Joy and Happiness Are Not the Same Thing

Joy and happiness look similar, but they are not the same. Happiness rises and falls with circumstances. Good news arrives and happiness follows. Bad news comes and happiness disappears. It is like the weather — beyond our control.

Joy is different. Joy is not the weather. Joy is the house. Rain comes, wind blows, but inside the house you are sheltered. Joy is rooted in something outside of circumstances, which is why it does not collapse when circumstances do.

Jesus said to his disciples:

“Peace I leave with you; my peace I give to you. Not as the world gives do I give to you.” (John 14:27, ESV)

What the world gives, the world can also take away. But what Christ gives is a different kind altogether. Paul could write “rejoice” from inside a prison cell because he knew this other kind of joy — the kind the world has no access to.


Why Paul Could Still Rejoice

Paul’s life was not easy. He described it himself:

“Far more imprisonments, with countless beatings… Three times I was shipwrecked; a night and a day I was adrift at sea.” (2 Cor. 11:23-25, ESV)

By any outward measure, there was nothing to rejoice about. And yet he wrote this from his cell:

“I have learned, in whatever situation I am, to be content.” (Phil. 4:11, ESV)

The word that matters most is learned. This was not his natural temperament. It was something forged through experience. What he learned was this: do not anchor your joy to your circumstances. Do not let your situation define you.

He reveals the secret in the very next verse:

“I can do all things through him who strengthens me.” (Phil. 4:13, ESV)

He knew whose he was. That knowledge held him. Prison could not take it. Beatings could not take it. Shipwreck could not take it.


Joy Is Born in a Decision

Joy does not arrive on its own — especially not when life is hard. It is a choice.

The psalmist declared:

“This is the day that the LORD has made; let us rejoice and be glad in it.” (Ps. 118:24, ESV)

Let us rejoice is not a wish. It is an act of the will. I am choosing joy. Not waiting for the feeling to arrive first, but stepping into the posture of joy as an act of decision.

I can rejoice — not because I feel good today, not because my circumstances are favorable. I can rejoice because God has held onto me, and I have chosen, before him, to walk this road.

That is where joy is born — at the place where his holding and my choosing meet. When emotions waver, return to that decision. I chose this path. And that choice still stands today. Holding onto that is how joy is kept.


Not a Wave — An Anchor

When joy is understood only as an emotion, we are always at the mercy of the waves. Good days bring joy. Hard days take it away. Joy that rises and falls like that cannot hold us when we need it most.
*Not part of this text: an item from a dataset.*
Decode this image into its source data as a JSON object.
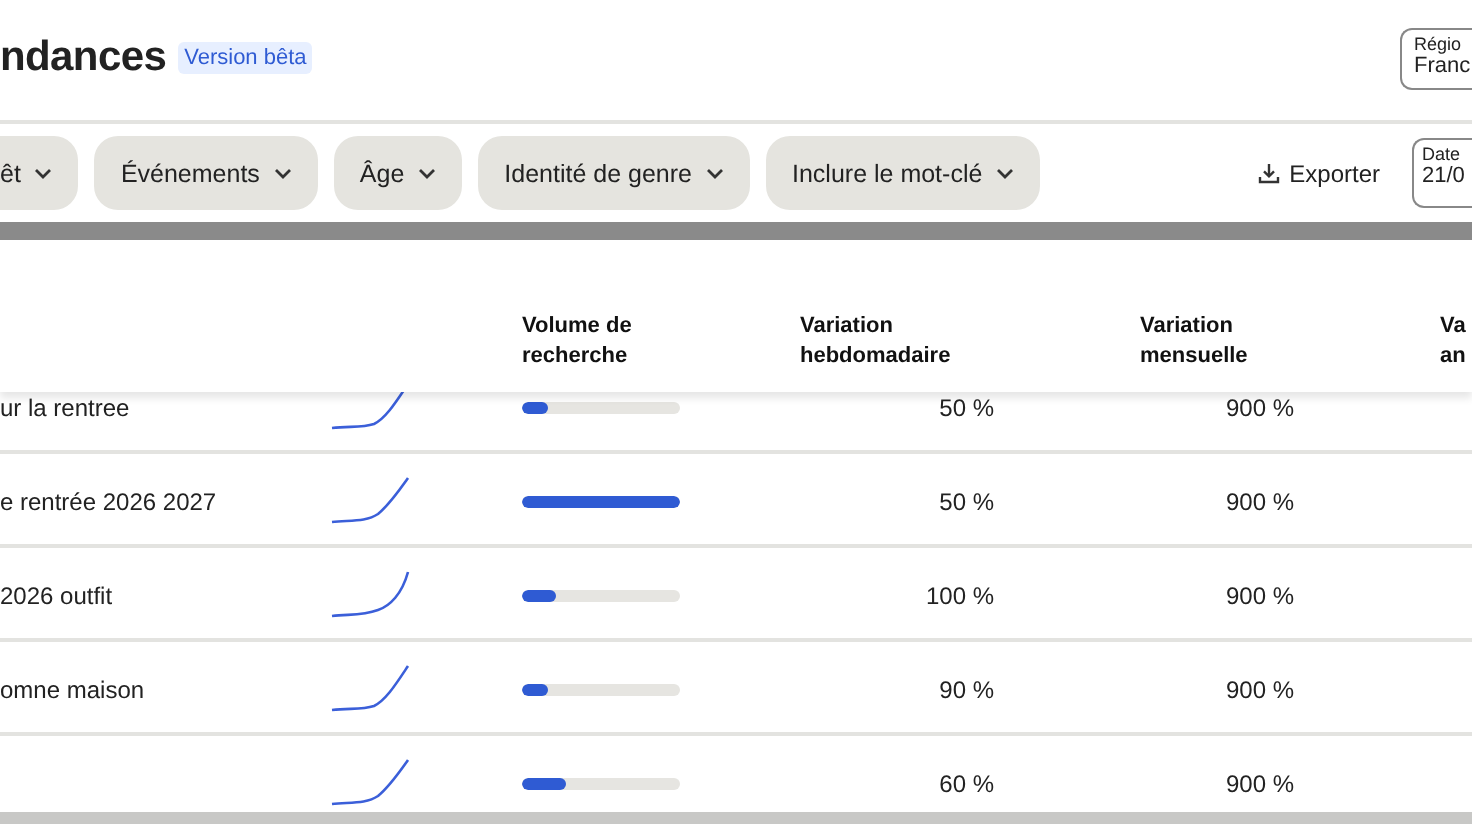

The writer of Hebrews describes our hope this way:

“We have this as a sure and steadfast anchor of the soul.” (Heb. 6:19, ESV)

Joy works the same way. Joy rooted in decision functions like an anchor. The higher the waves, the more the anchor matters. This kind of joy is not for calm days. It is made for storms.
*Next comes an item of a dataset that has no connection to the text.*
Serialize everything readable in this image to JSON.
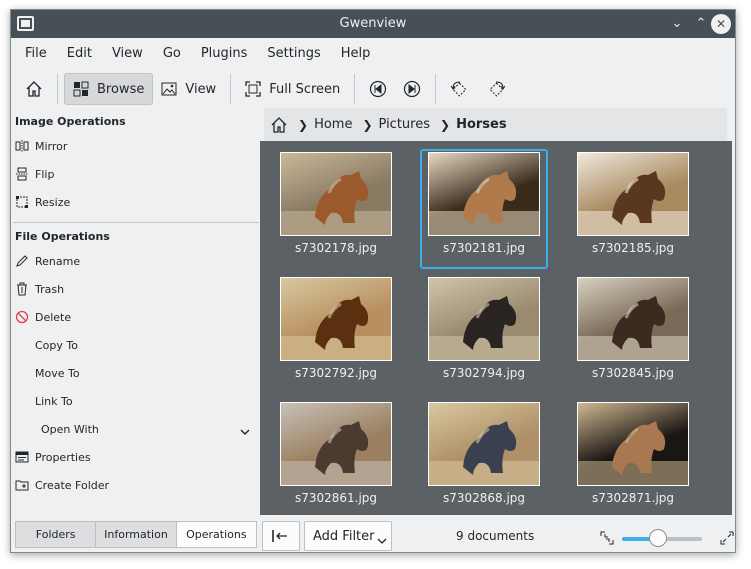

Paul did not rejoice through shipwreck because he was exceptionally strong. He rejoiced because he knew where he belonged, and that knowing held him.

You can return to that place today. When your emotions hit the floor. When your circumstances mock you. Go back to the decision. That is what “Rejoice always” is asking of us.

Joy is not the wave. Joy is the anchor that holds you in the storm.